Kidney Int Rep ; 2(3): 332-341, 2017 May.
Article in English | MEDLINE | ID: mdl-28845469

ABSTRACT

INTRODUCTION: Contemporary dogma has classically attributed hand dysfunction following hemodialysis arteriovenous fistula (AVF) placement to regional ischemia. We hypothesize that hemodynamic perturbations alone do not entirely explain the postoperative changes in hand function and, furthermore, that various elements of hand function are differentially affected following surgery. METHODS: Bilateral wrist and digital pressures and upper extremity nerve conduction tests were recorded preoperatively and at 6 weeks and 6 months following upper extremity AVF construction in 46 patients. Concurrently, biomechanical tests were administered to evaluate multiple limb functional domains including grip strength, dexterity, sensation and perception of hand function. RESULTS: Mean age was 59±14 years (75% male) and 48% were on hemodialysis at the time of access placement. 69% had a brachial-based AVF, and the remainder had radial-based accesses. Six weeks following AVF placement, a significant decrease in access side digital pressures was observed, with only partial recovery at 6 months (P<0.0001).
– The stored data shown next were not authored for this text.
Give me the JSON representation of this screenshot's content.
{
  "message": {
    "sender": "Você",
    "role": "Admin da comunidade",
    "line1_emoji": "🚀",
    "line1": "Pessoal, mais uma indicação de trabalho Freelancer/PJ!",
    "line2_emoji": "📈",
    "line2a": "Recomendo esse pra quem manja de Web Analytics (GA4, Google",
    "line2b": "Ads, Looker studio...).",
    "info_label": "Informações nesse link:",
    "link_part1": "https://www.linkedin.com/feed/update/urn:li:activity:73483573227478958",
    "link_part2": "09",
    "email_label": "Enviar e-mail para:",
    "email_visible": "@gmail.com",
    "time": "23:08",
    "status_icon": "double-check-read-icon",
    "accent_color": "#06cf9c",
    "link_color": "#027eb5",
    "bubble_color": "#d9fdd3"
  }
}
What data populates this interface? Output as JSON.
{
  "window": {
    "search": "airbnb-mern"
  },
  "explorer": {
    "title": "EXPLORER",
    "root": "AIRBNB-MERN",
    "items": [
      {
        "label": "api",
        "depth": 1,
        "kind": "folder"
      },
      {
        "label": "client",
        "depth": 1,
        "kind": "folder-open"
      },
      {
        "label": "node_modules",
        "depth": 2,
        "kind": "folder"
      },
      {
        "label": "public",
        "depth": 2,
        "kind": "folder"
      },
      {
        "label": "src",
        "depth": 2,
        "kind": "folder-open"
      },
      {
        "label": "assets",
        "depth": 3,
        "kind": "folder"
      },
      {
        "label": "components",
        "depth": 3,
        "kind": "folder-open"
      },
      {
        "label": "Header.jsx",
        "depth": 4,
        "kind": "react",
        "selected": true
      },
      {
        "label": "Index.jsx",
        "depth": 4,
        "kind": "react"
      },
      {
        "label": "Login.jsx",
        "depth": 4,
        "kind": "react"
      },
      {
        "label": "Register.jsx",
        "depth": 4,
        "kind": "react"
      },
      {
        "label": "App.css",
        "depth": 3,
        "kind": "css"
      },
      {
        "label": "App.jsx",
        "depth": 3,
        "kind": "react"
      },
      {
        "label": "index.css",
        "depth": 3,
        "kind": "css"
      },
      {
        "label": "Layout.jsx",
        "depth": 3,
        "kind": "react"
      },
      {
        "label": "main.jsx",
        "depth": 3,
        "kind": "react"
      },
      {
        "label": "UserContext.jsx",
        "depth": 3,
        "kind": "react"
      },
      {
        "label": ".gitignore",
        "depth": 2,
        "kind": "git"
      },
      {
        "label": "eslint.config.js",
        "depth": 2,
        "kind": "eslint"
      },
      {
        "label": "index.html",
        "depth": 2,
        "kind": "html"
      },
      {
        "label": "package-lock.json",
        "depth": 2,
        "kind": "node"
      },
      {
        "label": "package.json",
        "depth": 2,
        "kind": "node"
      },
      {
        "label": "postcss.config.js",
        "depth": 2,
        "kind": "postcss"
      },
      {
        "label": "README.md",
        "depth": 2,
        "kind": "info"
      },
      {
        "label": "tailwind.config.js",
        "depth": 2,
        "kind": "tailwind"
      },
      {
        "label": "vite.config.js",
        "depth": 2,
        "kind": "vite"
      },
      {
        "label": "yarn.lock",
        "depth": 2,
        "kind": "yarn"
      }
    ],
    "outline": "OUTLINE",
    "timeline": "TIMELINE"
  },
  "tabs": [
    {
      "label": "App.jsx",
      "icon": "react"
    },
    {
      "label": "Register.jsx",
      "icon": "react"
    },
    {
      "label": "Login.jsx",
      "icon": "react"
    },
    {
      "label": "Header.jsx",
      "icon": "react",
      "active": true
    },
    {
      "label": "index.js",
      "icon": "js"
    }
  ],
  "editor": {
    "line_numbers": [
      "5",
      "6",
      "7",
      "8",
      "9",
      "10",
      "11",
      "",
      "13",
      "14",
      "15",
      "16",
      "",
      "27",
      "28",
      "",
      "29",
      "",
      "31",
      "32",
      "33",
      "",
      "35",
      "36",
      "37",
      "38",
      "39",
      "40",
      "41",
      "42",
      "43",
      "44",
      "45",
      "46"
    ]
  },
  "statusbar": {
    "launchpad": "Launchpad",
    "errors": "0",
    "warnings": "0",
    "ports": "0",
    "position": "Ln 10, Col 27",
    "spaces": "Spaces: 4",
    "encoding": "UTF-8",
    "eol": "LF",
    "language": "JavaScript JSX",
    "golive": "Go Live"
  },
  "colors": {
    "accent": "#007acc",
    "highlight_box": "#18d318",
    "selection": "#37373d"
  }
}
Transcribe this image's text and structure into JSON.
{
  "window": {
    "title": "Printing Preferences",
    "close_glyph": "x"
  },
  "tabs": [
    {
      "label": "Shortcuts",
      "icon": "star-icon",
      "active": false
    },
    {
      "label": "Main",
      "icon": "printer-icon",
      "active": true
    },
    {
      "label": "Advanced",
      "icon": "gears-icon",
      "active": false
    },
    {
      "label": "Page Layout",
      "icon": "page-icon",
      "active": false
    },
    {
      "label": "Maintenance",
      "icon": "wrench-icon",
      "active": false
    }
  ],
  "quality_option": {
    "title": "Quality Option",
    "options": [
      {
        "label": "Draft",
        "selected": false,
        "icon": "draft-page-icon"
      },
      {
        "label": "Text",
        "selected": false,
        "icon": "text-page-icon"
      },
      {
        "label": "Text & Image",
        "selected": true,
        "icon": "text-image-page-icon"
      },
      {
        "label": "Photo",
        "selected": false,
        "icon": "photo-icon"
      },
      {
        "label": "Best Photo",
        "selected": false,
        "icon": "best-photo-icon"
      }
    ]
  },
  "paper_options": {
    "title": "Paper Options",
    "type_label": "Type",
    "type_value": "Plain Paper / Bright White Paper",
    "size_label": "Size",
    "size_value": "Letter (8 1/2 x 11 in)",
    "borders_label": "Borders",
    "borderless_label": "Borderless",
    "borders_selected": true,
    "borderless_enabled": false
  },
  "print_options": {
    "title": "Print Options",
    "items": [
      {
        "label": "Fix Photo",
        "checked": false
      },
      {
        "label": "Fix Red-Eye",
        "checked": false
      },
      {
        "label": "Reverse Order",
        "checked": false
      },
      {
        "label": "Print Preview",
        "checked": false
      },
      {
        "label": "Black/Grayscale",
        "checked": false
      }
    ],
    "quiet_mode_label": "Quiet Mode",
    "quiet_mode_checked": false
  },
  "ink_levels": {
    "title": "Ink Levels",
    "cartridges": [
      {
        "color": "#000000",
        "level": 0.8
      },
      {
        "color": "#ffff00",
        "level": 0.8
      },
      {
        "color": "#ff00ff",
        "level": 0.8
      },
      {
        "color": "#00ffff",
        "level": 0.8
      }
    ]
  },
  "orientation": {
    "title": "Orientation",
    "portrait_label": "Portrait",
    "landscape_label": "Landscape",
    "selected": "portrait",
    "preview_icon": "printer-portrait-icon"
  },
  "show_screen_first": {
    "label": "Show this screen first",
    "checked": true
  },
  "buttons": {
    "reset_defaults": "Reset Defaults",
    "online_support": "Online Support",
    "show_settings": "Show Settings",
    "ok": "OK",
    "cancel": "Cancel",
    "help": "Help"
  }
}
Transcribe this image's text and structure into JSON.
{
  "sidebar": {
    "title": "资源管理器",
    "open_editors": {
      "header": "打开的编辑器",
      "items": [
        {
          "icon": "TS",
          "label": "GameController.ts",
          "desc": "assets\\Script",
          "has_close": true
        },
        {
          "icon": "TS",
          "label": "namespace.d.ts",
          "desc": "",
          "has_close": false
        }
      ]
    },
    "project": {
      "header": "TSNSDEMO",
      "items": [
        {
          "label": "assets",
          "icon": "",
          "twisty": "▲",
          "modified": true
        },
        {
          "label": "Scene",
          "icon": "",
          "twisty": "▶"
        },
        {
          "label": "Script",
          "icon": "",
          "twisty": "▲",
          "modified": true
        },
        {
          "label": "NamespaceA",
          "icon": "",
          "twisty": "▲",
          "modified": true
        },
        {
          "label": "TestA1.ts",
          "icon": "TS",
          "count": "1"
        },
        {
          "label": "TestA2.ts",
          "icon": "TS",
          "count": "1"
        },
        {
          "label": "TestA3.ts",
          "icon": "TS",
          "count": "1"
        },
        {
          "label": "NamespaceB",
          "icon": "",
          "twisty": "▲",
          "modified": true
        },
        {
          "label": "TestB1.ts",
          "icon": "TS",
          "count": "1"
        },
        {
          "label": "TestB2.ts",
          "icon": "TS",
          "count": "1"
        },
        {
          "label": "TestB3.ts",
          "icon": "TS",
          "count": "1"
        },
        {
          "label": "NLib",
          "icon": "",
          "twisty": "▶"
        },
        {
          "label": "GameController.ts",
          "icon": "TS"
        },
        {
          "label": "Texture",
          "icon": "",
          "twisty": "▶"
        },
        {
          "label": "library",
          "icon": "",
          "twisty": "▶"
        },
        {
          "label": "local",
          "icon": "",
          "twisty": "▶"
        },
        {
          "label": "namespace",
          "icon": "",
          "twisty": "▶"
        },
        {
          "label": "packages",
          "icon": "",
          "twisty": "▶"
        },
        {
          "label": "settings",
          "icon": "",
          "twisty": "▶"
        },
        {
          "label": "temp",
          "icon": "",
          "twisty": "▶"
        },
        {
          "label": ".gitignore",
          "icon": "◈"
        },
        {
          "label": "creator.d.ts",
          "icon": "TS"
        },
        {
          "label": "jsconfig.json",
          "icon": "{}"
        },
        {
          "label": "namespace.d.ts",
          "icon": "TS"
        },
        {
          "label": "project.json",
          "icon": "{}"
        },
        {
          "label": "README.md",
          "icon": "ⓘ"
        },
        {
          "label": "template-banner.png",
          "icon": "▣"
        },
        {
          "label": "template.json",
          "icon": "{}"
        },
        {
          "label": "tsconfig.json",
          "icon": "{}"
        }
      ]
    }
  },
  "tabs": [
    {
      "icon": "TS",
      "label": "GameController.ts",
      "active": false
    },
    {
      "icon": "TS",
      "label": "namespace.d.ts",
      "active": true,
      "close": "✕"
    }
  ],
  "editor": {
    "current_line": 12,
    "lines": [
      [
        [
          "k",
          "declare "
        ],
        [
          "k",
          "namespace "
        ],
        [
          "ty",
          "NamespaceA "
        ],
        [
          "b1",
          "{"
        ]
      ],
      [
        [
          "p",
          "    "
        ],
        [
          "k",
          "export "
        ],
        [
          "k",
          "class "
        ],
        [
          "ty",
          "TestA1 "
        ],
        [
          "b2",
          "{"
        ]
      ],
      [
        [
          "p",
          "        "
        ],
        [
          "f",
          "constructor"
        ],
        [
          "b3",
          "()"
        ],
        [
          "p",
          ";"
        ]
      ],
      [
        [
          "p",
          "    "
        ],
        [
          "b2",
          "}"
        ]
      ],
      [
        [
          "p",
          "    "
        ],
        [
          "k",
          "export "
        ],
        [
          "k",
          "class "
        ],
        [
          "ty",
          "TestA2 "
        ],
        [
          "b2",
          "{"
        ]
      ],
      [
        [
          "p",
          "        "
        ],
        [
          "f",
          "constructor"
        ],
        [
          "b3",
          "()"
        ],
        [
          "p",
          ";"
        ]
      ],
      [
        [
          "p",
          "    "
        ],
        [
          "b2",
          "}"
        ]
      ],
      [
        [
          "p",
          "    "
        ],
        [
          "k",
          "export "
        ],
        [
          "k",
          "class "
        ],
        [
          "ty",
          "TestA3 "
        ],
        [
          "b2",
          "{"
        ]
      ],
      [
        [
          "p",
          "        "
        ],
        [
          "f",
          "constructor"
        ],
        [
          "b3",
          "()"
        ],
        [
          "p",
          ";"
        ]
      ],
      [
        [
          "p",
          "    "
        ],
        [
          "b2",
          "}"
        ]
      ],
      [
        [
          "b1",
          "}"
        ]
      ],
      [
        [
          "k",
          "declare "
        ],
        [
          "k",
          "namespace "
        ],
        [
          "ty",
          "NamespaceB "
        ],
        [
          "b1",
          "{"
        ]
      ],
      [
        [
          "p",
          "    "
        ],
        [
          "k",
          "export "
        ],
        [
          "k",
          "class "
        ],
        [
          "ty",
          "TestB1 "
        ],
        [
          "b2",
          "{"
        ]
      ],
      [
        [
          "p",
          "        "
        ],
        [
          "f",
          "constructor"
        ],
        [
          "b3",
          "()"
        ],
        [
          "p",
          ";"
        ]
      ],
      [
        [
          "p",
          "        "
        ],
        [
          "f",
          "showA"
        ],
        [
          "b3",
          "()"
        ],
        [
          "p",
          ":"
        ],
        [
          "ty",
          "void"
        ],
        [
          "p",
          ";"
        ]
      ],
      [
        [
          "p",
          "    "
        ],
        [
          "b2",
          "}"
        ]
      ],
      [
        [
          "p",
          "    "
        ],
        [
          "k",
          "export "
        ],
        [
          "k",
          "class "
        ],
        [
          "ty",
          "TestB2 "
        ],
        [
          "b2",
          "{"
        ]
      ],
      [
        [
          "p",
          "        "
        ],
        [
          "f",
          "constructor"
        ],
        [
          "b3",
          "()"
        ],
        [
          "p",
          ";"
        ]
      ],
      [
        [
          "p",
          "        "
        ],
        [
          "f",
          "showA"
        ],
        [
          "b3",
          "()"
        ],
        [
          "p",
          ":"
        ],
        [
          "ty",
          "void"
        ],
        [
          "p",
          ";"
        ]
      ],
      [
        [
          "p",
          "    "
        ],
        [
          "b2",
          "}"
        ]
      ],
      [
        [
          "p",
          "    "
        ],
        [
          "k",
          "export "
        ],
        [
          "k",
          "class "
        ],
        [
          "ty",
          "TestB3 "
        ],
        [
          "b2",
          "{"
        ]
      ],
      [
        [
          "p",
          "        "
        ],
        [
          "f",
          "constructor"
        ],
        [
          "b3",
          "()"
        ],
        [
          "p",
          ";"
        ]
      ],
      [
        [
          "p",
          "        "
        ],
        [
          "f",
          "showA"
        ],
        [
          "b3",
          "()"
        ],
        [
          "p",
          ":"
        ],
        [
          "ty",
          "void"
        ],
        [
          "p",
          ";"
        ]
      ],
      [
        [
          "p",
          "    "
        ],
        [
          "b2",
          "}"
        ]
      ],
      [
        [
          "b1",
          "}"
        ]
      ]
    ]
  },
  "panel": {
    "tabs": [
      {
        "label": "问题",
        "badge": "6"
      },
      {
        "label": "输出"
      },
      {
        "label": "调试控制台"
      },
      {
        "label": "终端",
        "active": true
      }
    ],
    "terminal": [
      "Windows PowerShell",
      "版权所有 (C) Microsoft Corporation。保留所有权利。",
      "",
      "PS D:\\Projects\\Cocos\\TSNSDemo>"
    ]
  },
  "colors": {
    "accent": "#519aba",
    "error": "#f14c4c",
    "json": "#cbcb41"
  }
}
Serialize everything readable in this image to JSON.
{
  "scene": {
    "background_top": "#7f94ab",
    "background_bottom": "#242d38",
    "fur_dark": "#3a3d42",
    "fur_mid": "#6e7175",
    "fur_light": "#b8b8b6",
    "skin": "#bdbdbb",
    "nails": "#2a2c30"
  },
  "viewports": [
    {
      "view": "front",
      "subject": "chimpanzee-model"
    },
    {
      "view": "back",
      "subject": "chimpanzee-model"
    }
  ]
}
Grip strength was significantly worse in the access side limb (P=0.0003), and Disability of Arm, Shoulder and Hand Questionnaire (DASH) score substantially worsened postoperatively (P=0.06). Digital sensation and limb dexterity did not differ between limb sides (P>0.1) or change significantly over time (P>0.1). Principal component analyses demonstrated that nerve conduction parameters tended to track the biomechanical parameters, yet both were relatively independent of the hemodynamic parameters. CONCLUSION: Our findings suggest that ischemia alone does not completely explain access-related hand dysfunction and that future study is needed to elucidate alternative mechanisms.